Inflammatory disorders of the oral mucosa, such as lichen planus, may sometimes be associated with oral pigmentation. In these conditions the oral pigmentation is usually detected together with the specific oral signs of the underlying disease [15]. The results from the oral specimen of our patient did not show any histological characteristic of lichen planus.
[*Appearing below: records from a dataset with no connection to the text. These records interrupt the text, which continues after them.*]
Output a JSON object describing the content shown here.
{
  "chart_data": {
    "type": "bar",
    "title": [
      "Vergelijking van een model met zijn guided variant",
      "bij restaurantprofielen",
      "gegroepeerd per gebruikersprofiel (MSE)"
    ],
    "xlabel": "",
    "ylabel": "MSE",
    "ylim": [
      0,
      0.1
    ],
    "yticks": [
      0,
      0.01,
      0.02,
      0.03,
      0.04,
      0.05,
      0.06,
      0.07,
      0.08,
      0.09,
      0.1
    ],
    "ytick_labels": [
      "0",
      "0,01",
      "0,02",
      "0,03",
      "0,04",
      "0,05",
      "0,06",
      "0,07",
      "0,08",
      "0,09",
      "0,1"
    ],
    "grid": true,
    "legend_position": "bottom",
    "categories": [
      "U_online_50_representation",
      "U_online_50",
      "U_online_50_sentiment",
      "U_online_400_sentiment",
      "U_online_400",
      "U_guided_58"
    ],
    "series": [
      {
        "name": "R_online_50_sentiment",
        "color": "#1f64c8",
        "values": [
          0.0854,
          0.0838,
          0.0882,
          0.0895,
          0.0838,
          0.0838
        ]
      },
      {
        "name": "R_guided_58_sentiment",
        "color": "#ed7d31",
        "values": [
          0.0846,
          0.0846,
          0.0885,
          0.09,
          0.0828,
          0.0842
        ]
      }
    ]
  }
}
The Peutz-Jeghers syndrome (PJS) shares most clinical features with LHS and must be ruled out in case of diffused oral pigmentation because it may be associated with an increased incidence of gastrointestinal as well as genital and mammary tumors. PJS is an autosomal dominant inherited disease with a high degree of penetrance characterized by intestinal polyposis and melanotic macules, particularly of the face and mouth [16].

The differential diagnosis between PJS and LHS may be hampered by overlapping clinical and histological features. However, some characteristics may help to differentiate the two syndromes: the appearance of the lesions in infancy or early childhood and the presence of family hyperpigmentation or intestinal polyposis, or pigmentation also on the face, hands, and feet, suggest PJS, while LHS can be assumed when both oral and nail pigmentations are present [17].

Our patient presented all the hallmarks of LHS, including middle-age at onset, no family history of the disease or intestinal polyposis, and both oral and toenail pigmentations without local (smoking, oral diseases, etc.) or systemic (drugs, Addison’s disease, etc.) causes that could interfere with the diagnosis.

In conclusion, our patient presented a rare syndrome probably not well known among general dentists, although Mignogna et al. [18] hypothesized a much wider distribution of the disorder than our case would indicate. Dentists should therefore be familiar with the Laugier-Hunziker syndrome as a benign condition not requiring treatment. When a patient presents with diffuse oral pigmentation, detailed history taking and thorough clinical examination including fingernails will establish the diagnosis and exclude local or systemic diseases requiring medical management.